“Lemme’ get my years right … when you’re dead, your memory goes right out the window!” joked Eliza Ann Bartlett Howard at the first stop on the Hazelwood Cemetery Walk for notable women in Grinnell.
Mrs. Howard, of course, has been dead for 55 years. She and five other women on the walk rose from the dead just for the sake of seeing the sky and sharing mini-autobiographies of their lives with the living cemetery-goers. Elsewhere in the cemetery Grinnellians with a notable history in the military also rose from their graves to reminisce about their lives and their community.
“I was heartbroken when I found out it was a sod house,” Mrs. Howard said, recounting when she moved into her first husband’s house. “It’s a brick made of prairie sod, hard packed grass and dirt. The floor is just dirt with a rug on top, and the rest is just grass and dirt. It gets everywhere, and I mean everywhere.”
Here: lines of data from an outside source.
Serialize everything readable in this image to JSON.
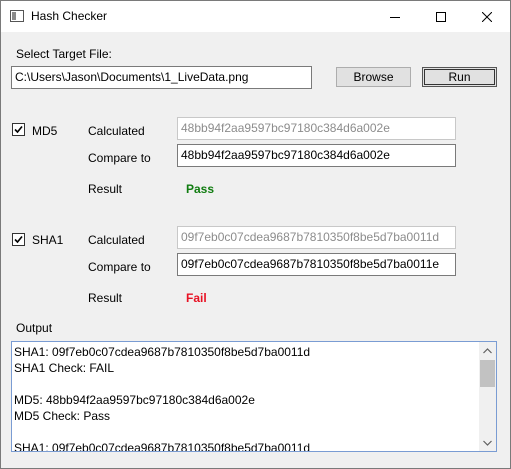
{
  "window": {
    "title": "Hash Checker",
    "minimize_icon": "minimize-icon",
    "maximize_icon": "maximize-icon",
    "close_icon": "close-icon"
  },
  "file": {
    "label": "Select Target File:",
    "path": "C:\\Users\\Jason\\Documents\\1_LiveData.png",
    "browse_label": "Browse",
    "run_label": "Run"
  },
  "md5": {
    "checked": true,
    "label": "MD5",
    "calculated_label": "Calculated",
    "calculated_value": "48bb94f2aa9597bc97180c384d6a002e",
    "compare_label": "Compare to",
    "compare_value": "48bb94f2aa9597bc97180c384d6a002e",
    "result_label": "Result",
    "result_value": "Pass",
    "result_color": "#107c10"
  },
  "sha1": {
    "checked": true,
    "label": "SHA1",
    "calculated_label": "Calculated",
    "calculated_value": "09f7eb0c07cdea9687b7810350f8be5d7ba0011d",
    "compare_label": "Compare to",
    "compare_value": "09f7eb0c07cdea9687b7810350f8be5d7ba0011e",
    "result_label": "Result",
    "result_value": "Fail",
    "result_color": "#e81123"
  },
  "output": {
    "label": "Output",
    "lines": [
      "SHA1: 09f7eb0c07cdea9687b7810350f8be5d7ba0011d",
      "SHA1 Check: FAIL",
      "",
      "MD5: 48bb94f2aa9597bc97180c384d6a002e",
      "MD5 Check: Pass",
      "",
      "SHA1: 09f7eb0c07cdea9687b7810350f8be5d7ba0011d"
    ]
  }
}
Outside of the trip back in time, the Grinnell Historical Museum worked to organize the walk for months.
“Summer and fall, we worked on a lot of research to get this done, ’cause that’s the thing,” said Barbara Lease, one of the event organizers. “You want it to be right.”
Their hard work showed; from a dentist with years of unlicensed experience, to a proliferous photographer with thousands of images to her name, the museum managed to find interesting and little-known people. One attendee commented that, “I was surprised there were so many people that I’d never even heard of.”
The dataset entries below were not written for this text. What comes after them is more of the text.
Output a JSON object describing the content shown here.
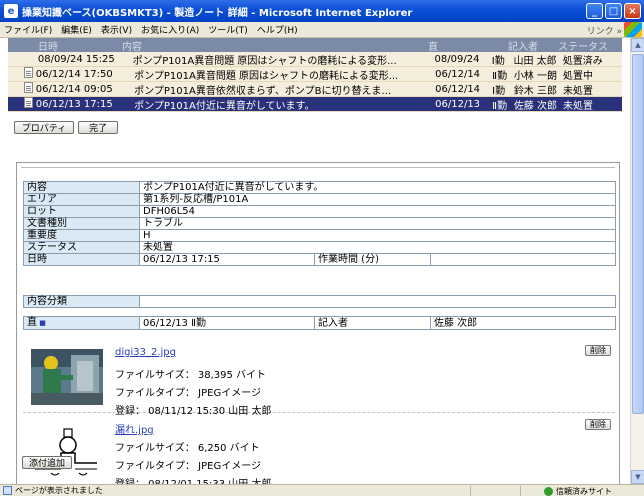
{
  "window": {
    "title": "操業知識ベース(OKBSMKT3) - 製造ノート 詳細 - Microsoft Internet Explorer",
    "buttons": {
      "minimize": "_",
      "maximize": "□",
      "close": "×"
    }
  },
  "menu": {
    "items": [
      "ファイル(F)",
      "編集(E)",
      "表示(V)",
      "お気に入り(A)",
      "ツール(T)",
      "ヘルプ(H)"
    ],
    "links_label": "リンク »"
  },
  "list": {
    "headers": {
      "date": "日時",
      "content": "内容",
      "workdate": "直",
      "author": "記入者",
      "status": "ステータス"
    },
    "rows": [
      {
        "date": "08/09/24 15:25",
        "content": "ポンプP101A異音問題 原因はシャフトの磨耗による変形...",
        "workdate": "08/09/24",
        "shift": "Ⅰ勤",
        "author": "山田 太郎",
        "status": "処置済み",
        "icon": "none"
      },
      {
        "date": "06/12/14 17:50",
        "content": "ポンプP101A異音問題 原因はシャフトの磨耗による変形...",
        "workdate": "06/12/14",
        "shift": "Ⅱ勤",
        "author": "小林 一朗",
        "status": "処置中",
        "icon": "note"
      },
      {
        "date": "06/12/14 09:05",
        "content": "ポンプP101A異音依然収まらず、ポンプBに切り替えま...",
        "workdate": "06/12/14",
        "shift": "Ⅰ勤",
        "author": "鈴木 三郎",
        "status": "未処置",
        "icon": "note"
      },
      {
        "date": "06/12/13 17:15",
        "content": "ポンプP101A付近に異音がしています。",
        "workdate": "06/12/13",
        "shift": "Ⅱ勤",
        "author": "佐藤 次郎",
        "status": "未処置",
        "icon": "doc",
        "selected": true
      }
    ]
  },
  "toolbar": {
    "properties_label": "プロパティ",
    "done_label": "完了"
  },
  "detail": {
    "fields": [
      {
        "label": "内容",
        "value": "ポンプP101A付近に異音がしています。"
      },
      {
        "label": "エリア",
        "value": "第1系列-反応槽/P101A"
      },
      {
        "label": "ロット",
        "value": "DFH06L54"
      },
      {
        "label": "文書種別",
        "value": "トラブル"
      },
      {
        "label": "重要度",
        "value": "H"
      },
      {
        "label": "ステータス",
        "value": "未処置"
      }
    ],
    "datetime_label": "日時",
    "datetime_value": "06/12/13 17:15",
    "worktime_label": "作業時間 (分)",
    "worktime_value": "",
    "category_label": "内容分類",
    "category_value": "",
    "shift_label": "直",
    "shift_value": "06/12/13 Ⅱ勤",
    "author_label": "記入者",
    "author_value": "佐藤 次郎"
  },
  "attachments": [
    {
      "name": "digi33_2.jpg",
      "size_line": "ファイルサイズ：  38,395  バイト",
      "type_line": "ファイルタイプ：  JPEGイメージ",
      "reg_line": "登録：  08/11/12 15:30  山田 太郎",
      "delete_label": "削除"
    },
    {
      "name": "漏れ.jpg",
      "size_line": "ファイルサイズ：  6,250  バイト",
      "type_line": "ファイルタイプ：  JPEGイメージ",
      "reg_line": "登録：  08/12/01 15:33  山田 太郎",
      "delete_label": "削除"
    }
  ],
  "add_attachment_label": "添付追加",
  "statusbar": {
    "message": "ページが表示されました",
    "zone": "信頼済みサイト"
  }
}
Any Grinnell student walking amongst the gravestones would recognize names of families the College residence halls are named for, including Gardner, Rose and Cowles. One resurrected women on the tour was Joanna Harris Haines, who loved recalling stories of her family’s role in the Underground Railroad.
The tour was originally planned for Sept. 29, but bad weather postponed it until the next week. As a result, a couple of the actors and actresses couldn’t make it, but their last-minute replacements did a great job filling in the roles. If not for the scripts the replacements were reading from, cemetery visitors likely wouldn’t have realized they weren’t originally meant for the role.
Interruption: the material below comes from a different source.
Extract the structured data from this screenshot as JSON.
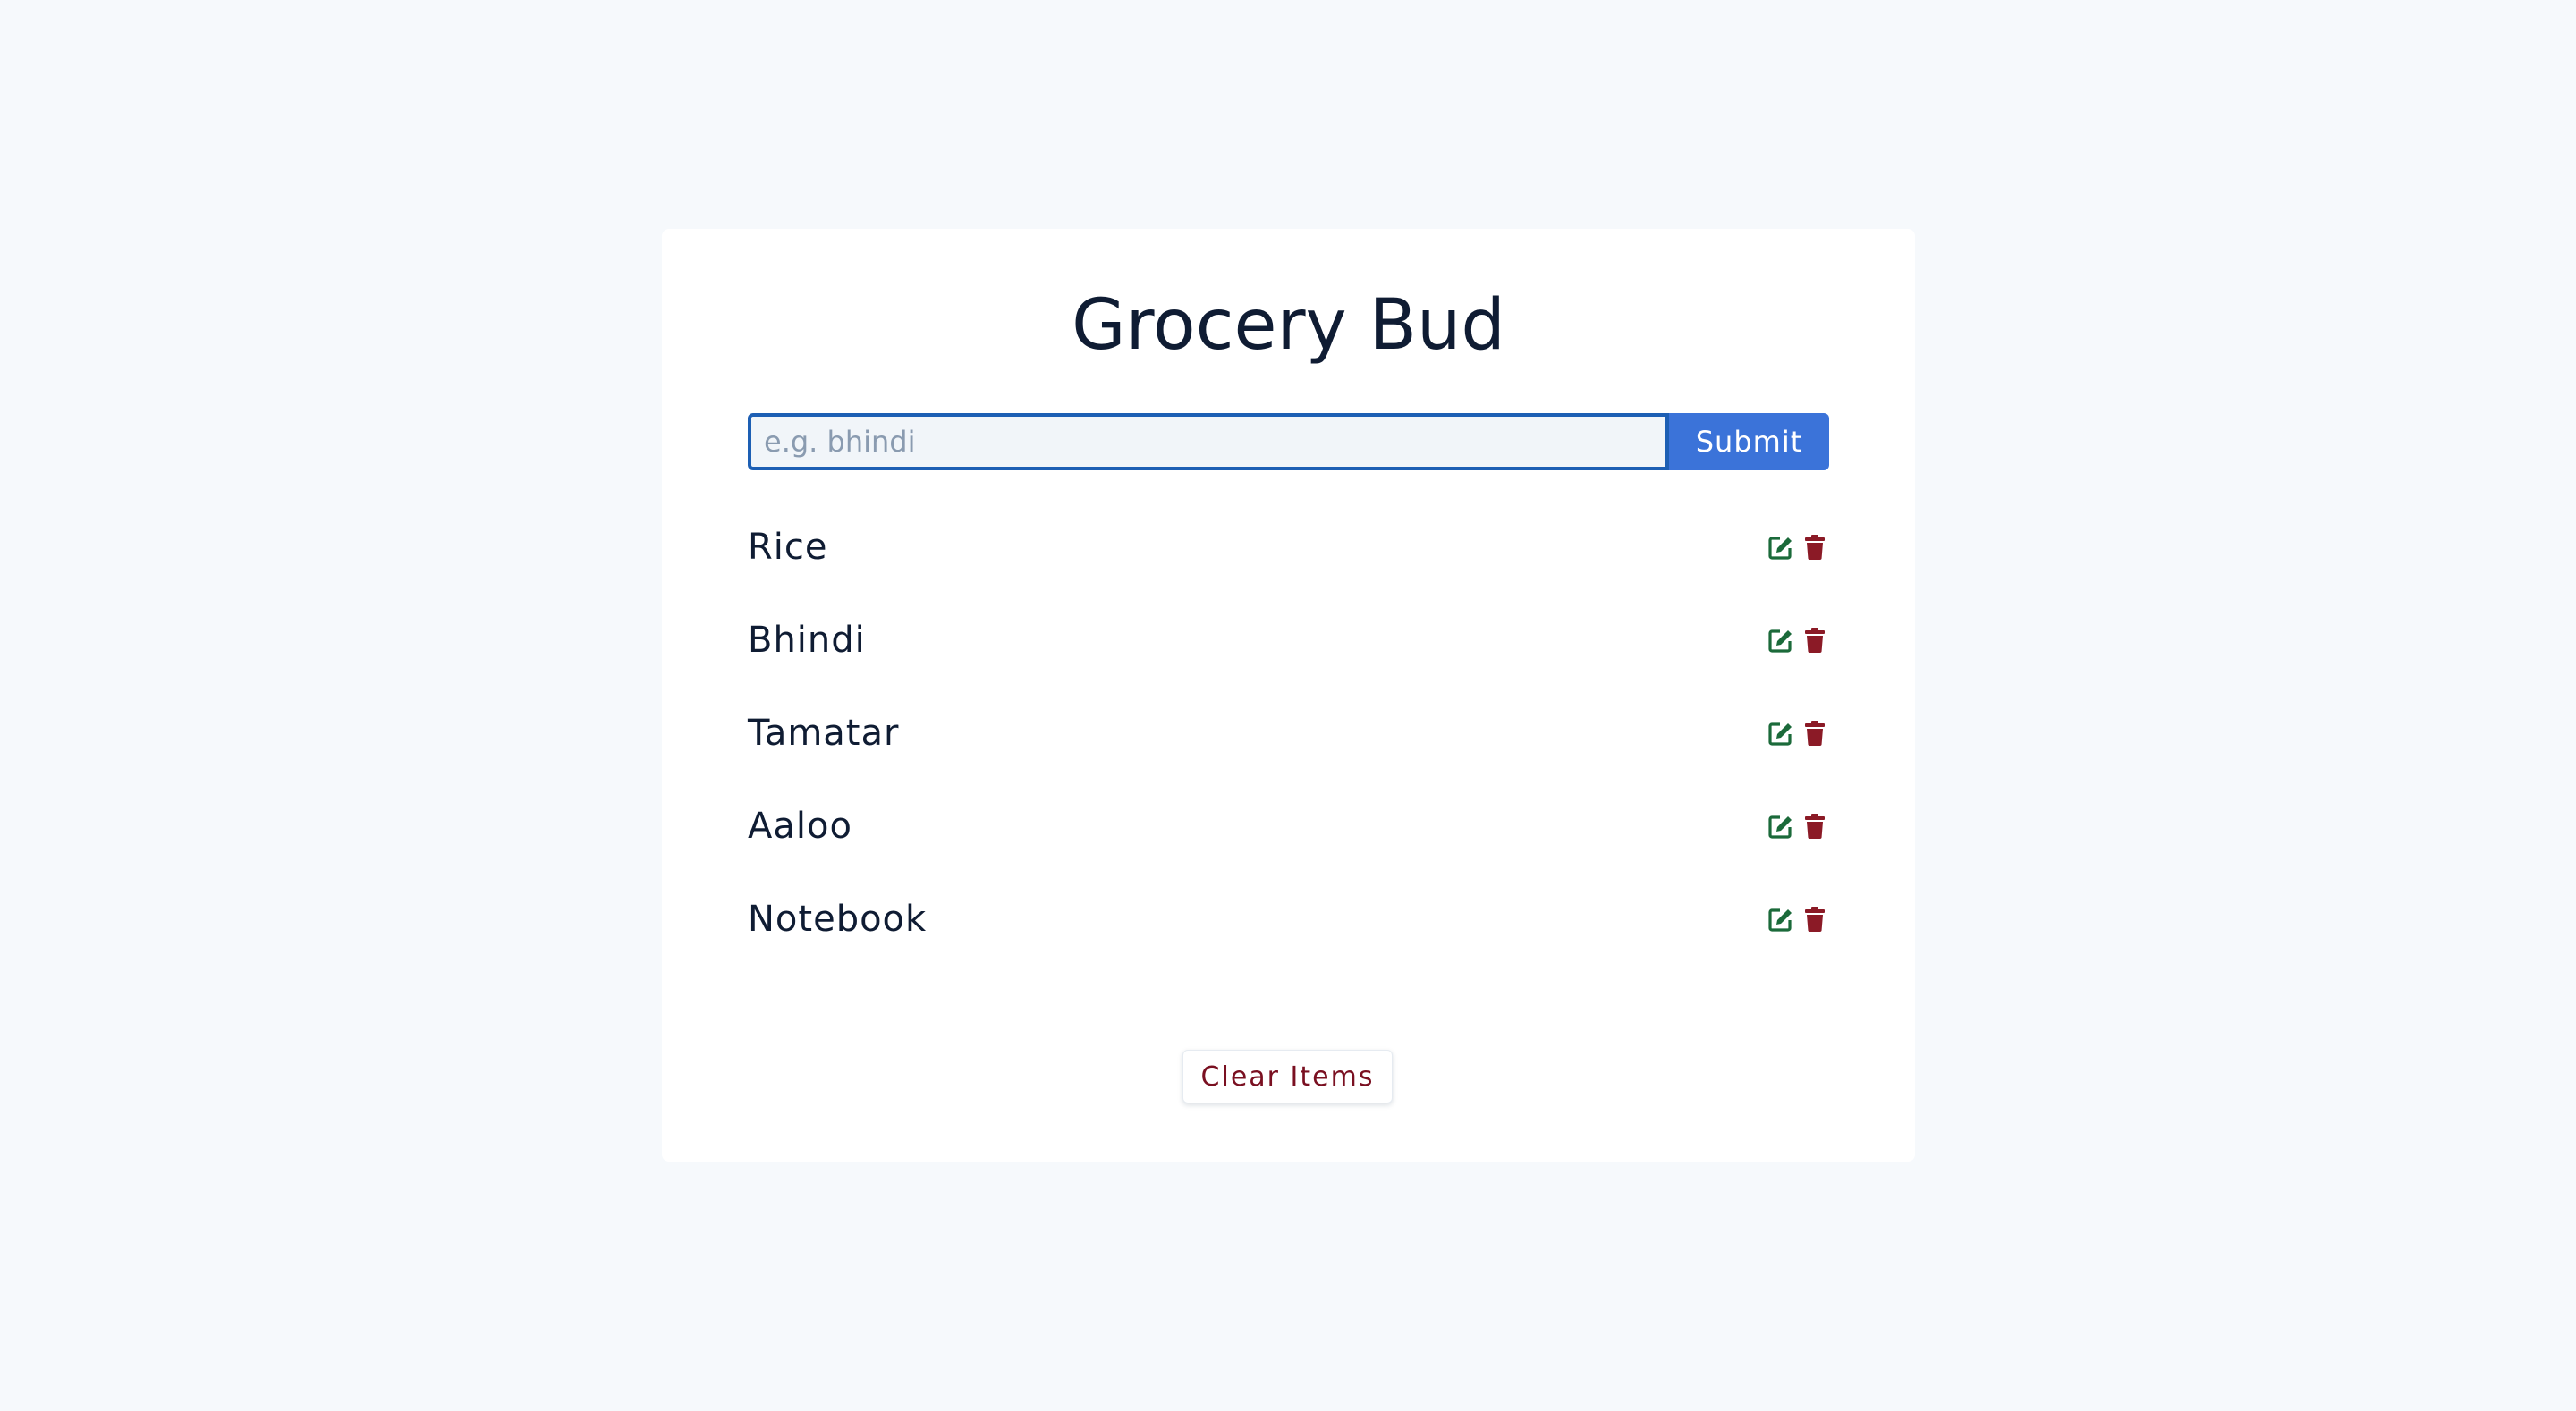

The last time an event like this took place was “around twenty years ago,” Lease said. “We would have loved to do costumes, but 12 period costumes … we just couldn’t do it.”
The actors and actresses wore black clothing for the most part, though one actress managed to find a beret for her character Isabelle Beaton, who studied in France for a large portion of her life. Lease expressed hope for more appropriate period clothing in the future, ideally when the weather wasn’t cold enough to chill both the living and the dead.
Overall, the Hazelwood Cemetery Walk was a success, and the undead visitors have gone back to rest. Hopefully, in the spring Grinnell students can visit the next set of Hazelwood Cemetery residents that the Grinnell Historical Museum will resurrect.